I don't know why picking a rim is so hard but I like the look of a lot of your cars who have the 17 inch rim on the front and back.
I also like the old hot rod look of a big tire in the back and the small one up front but I don't even know what size of a rim you would run on the front to have that look.
Right now I have 15 inch Mopar Rally rims on the front and back and I have a 275 60 tire on the rear and a 215 65 on the front and I like that look, however since I'm going away from stock on mostly everything else I'm thinking it might look kind of cool to put on an after-market rim.
I'll go dig around on that tire thread.
Thanks
Polite teasing is part of what makes this a neat place to hang out.
So now you see why I said what I said. There are a lot of personal taste criteria that factor into choosing a wheel and tire combo.
A wide variety of factors go into making sure a combo fits without extensive mods. You can fit a lot of tires sizes and different wheel combos on the stock set up without changing hard parts. The key to it all is understanding the wheel dimension that allow this. IMO, the first place to start would be drawing/graphing out your current combo of wheel size, backspace, offset as well as tire sizes and measurements and then measure space to critical components like fender lips, inner fenders, leaf springs in front and back of the tire ( E body springs are not parallel), etc with the suspension at full turn, compression, etc. Also check all four wheels as there are variations from side to side on these cars due to original assembly tolerances and 40 years of use, abuse, and changes.

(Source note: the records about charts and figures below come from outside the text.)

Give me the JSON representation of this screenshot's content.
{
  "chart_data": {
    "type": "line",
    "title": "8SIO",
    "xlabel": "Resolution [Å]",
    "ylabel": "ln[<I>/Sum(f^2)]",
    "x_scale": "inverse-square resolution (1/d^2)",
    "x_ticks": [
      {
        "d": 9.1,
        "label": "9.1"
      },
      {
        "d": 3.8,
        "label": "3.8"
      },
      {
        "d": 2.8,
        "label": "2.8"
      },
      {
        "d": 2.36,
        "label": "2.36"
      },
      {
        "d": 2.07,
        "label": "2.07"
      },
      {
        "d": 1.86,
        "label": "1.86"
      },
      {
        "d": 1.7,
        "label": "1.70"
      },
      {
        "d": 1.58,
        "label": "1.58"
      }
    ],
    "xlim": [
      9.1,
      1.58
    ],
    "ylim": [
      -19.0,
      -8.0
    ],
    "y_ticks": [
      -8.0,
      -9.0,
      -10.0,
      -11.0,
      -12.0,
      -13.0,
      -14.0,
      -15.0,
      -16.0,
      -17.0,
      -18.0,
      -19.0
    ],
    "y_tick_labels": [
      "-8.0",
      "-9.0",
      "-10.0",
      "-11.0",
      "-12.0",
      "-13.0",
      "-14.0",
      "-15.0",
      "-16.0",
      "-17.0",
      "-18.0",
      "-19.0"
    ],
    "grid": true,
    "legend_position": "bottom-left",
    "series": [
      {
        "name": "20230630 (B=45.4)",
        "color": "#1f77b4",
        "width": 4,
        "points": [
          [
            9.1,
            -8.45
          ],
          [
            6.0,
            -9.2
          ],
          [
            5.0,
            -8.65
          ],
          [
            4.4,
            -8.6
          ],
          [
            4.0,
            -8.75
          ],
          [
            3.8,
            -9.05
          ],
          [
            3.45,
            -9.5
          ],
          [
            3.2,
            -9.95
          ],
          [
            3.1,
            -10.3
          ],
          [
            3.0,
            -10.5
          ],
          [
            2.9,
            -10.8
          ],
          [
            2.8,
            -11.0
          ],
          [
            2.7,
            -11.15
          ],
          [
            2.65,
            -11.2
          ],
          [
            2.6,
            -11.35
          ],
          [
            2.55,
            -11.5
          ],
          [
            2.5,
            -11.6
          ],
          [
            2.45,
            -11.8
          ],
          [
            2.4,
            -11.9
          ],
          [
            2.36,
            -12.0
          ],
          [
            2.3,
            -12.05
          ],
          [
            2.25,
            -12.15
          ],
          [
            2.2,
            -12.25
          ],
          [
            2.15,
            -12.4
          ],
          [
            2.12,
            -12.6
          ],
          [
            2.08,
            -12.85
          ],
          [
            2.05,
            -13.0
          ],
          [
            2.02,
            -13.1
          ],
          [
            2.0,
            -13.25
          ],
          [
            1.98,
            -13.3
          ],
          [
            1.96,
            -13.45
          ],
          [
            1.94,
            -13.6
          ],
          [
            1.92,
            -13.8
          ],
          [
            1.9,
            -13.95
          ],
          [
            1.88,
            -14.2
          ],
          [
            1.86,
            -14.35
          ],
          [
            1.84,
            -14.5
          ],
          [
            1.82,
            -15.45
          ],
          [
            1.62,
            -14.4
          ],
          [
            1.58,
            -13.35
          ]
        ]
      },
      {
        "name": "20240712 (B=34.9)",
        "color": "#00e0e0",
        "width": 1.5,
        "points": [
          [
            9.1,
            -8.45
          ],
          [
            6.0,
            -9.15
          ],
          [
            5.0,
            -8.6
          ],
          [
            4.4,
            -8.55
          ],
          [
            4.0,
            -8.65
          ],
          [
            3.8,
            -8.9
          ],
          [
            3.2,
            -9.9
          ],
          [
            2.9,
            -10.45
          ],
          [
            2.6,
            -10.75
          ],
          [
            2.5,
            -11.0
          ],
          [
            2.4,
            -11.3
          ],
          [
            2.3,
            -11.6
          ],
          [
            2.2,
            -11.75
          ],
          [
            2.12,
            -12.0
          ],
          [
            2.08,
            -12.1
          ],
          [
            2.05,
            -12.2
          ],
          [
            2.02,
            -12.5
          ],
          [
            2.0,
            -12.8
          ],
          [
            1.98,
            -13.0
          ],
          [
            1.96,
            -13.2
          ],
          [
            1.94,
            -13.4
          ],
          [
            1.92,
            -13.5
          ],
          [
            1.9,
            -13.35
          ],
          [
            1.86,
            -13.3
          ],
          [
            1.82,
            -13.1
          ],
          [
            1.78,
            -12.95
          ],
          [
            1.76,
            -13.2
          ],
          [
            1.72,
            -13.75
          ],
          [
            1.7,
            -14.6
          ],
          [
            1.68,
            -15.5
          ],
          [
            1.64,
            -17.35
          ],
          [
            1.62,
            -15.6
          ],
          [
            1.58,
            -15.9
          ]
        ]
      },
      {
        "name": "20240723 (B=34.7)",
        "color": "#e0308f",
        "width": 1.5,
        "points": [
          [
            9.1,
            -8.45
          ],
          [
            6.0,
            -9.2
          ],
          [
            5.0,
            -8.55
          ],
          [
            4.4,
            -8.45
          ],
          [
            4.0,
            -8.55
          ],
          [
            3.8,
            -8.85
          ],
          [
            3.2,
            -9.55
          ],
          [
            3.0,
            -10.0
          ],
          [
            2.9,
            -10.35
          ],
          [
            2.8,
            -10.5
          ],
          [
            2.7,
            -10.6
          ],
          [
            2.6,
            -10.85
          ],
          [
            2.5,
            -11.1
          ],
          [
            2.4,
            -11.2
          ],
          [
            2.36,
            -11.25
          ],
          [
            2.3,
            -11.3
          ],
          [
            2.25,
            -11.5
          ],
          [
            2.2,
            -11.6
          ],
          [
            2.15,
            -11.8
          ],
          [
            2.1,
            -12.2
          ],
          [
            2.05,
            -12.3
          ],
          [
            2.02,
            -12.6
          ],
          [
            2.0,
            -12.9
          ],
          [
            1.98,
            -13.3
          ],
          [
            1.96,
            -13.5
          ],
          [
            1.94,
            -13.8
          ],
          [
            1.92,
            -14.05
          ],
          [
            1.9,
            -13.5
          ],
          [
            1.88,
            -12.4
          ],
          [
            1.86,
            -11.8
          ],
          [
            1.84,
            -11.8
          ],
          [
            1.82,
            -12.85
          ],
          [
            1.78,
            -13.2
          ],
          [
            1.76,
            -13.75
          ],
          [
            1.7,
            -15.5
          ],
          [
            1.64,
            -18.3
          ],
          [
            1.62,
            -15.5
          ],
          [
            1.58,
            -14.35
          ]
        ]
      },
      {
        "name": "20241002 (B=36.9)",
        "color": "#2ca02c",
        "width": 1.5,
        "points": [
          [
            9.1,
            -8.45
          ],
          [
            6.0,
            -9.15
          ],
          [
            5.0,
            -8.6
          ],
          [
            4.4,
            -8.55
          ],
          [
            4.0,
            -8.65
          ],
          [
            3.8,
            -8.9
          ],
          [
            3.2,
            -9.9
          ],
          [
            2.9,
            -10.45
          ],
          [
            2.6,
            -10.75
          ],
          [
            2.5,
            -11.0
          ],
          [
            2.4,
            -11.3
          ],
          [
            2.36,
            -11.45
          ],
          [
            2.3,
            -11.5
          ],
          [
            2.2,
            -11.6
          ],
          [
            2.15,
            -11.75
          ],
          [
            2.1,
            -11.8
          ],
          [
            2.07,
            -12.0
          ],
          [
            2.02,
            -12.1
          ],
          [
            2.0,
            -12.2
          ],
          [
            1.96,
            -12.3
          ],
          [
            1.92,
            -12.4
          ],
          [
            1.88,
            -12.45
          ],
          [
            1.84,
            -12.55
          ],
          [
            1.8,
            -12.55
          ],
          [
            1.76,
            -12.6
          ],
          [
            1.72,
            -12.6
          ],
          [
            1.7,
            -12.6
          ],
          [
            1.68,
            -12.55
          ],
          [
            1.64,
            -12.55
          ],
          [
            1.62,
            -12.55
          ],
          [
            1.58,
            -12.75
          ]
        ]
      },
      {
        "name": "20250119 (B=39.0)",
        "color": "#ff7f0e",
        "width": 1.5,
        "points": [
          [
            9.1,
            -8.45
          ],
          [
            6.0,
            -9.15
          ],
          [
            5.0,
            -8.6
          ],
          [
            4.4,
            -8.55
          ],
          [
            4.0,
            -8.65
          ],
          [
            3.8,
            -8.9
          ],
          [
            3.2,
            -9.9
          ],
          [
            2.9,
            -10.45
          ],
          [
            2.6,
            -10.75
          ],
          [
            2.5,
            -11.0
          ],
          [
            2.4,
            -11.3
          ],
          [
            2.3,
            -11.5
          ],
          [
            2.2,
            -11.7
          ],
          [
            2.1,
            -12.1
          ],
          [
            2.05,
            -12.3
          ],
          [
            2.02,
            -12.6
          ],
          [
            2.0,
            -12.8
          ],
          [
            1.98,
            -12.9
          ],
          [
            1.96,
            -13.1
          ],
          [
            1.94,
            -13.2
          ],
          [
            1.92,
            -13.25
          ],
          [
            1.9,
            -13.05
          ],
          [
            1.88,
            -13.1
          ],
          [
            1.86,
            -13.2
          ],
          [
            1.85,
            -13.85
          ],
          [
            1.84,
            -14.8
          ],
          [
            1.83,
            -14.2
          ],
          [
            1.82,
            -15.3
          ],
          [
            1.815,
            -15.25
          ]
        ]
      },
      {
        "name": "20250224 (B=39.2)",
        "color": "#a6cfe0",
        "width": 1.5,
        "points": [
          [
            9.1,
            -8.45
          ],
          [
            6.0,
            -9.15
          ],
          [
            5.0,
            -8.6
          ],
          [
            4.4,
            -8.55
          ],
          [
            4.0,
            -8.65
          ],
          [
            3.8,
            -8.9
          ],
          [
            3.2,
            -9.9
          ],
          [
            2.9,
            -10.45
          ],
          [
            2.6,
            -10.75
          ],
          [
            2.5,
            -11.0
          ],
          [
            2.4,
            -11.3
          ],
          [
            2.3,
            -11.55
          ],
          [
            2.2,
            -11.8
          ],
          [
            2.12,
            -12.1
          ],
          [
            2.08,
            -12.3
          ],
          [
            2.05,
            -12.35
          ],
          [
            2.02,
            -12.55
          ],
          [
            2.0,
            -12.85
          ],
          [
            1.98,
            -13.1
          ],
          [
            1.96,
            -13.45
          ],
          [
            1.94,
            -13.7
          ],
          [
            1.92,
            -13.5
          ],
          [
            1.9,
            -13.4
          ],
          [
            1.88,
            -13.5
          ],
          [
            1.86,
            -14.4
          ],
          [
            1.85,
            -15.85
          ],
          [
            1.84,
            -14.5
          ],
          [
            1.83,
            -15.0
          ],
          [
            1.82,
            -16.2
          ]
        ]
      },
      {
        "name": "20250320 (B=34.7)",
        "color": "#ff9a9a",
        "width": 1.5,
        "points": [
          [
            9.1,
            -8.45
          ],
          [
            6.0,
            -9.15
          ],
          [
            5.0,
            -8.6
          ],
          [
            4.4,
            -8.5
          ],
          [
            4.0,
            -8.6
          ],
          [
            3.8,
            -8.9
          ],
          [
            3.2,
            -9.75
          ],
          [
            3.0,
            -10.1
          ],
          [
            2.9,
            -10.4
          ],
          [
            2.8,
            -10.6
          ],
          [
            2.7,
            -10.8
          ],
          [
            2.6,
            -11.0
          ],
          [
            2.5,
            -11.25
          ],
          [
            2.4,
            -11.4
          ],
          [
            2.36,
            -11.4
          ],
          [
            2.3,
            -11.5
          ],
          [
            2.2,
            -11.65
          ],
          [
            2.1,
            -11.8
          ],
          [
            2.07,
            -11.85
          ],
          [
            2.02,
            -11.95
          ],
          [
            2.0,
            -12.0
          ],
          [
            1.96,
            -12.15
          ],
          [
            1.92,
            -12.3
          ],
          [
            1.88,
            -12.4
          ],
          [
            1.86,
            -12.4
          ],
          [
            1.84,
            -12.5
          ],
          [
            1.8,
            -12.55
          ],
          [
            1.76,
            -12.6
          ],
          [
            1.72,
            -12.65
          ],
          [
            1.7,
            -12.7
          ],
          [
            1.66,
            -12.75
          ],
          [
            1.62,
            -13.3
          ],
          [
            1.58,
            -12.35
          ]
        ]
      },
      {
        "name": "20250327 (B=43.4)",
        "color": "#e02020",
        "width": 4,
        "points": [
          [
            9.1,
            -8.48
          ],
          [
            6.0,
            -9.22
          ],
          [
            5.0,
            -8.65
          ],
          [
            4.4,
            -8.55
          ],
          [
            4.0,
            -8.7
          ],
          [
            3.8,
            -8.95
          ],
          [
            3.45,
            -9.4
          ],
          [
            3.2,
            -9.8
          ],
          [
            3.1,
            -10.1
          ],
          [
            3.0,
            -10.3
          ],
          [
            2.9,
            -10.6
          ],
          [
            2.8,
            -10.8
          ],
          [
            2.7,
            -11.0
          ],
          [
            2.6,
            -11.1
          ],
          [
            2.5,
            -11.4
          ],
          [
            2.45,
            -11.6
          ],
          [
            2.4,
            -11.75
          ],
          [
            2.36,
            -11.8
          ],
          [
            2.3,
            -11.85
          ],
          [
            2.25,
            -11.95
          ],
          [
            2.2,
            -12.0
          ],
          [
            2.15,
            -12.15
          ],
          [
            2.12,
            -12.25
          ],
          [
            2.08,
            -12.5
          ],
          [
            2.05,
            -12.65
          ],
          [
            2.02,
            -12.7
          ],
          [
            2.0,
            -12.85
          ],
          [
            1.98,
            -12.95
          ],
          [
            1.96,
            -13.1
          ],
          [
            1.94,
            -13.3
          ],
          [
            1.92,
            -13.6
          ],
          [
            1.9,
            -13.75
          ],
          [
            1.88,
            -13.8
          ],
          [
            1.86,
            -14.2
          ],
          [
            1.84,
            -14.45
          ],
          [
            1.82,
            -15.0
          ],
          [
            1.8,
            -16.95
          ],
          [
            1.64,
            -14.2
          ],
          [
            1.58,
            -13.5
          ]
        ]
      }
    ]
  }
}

With all this info you can then compare a wheel or tire you are looking at against your current combo to see where it is bigger and may be close to various components and decide if it will safely fit.
For example, your 15x7 Rallye has 3.5 backspace with a 275/60 tire and 3" amount of distance to the rear section of the leaf spring ( just making up numbers here). If you change to an 8" rim with 4.25 backspace, your space to the spring has now been reduced .75" to 2.25" Changing the 275 tire at 10" section width to a 295 at 12" section width with that 8" rim means your tire is 1" closer to the spring (2" wider overall, 1 " per side) so you clearance now is 1.25". Basic math, but you have to visualize it all.
Or you just beg, borrow,steal a rim sizing tool, bolt it to the hub and calculate the max size you can get.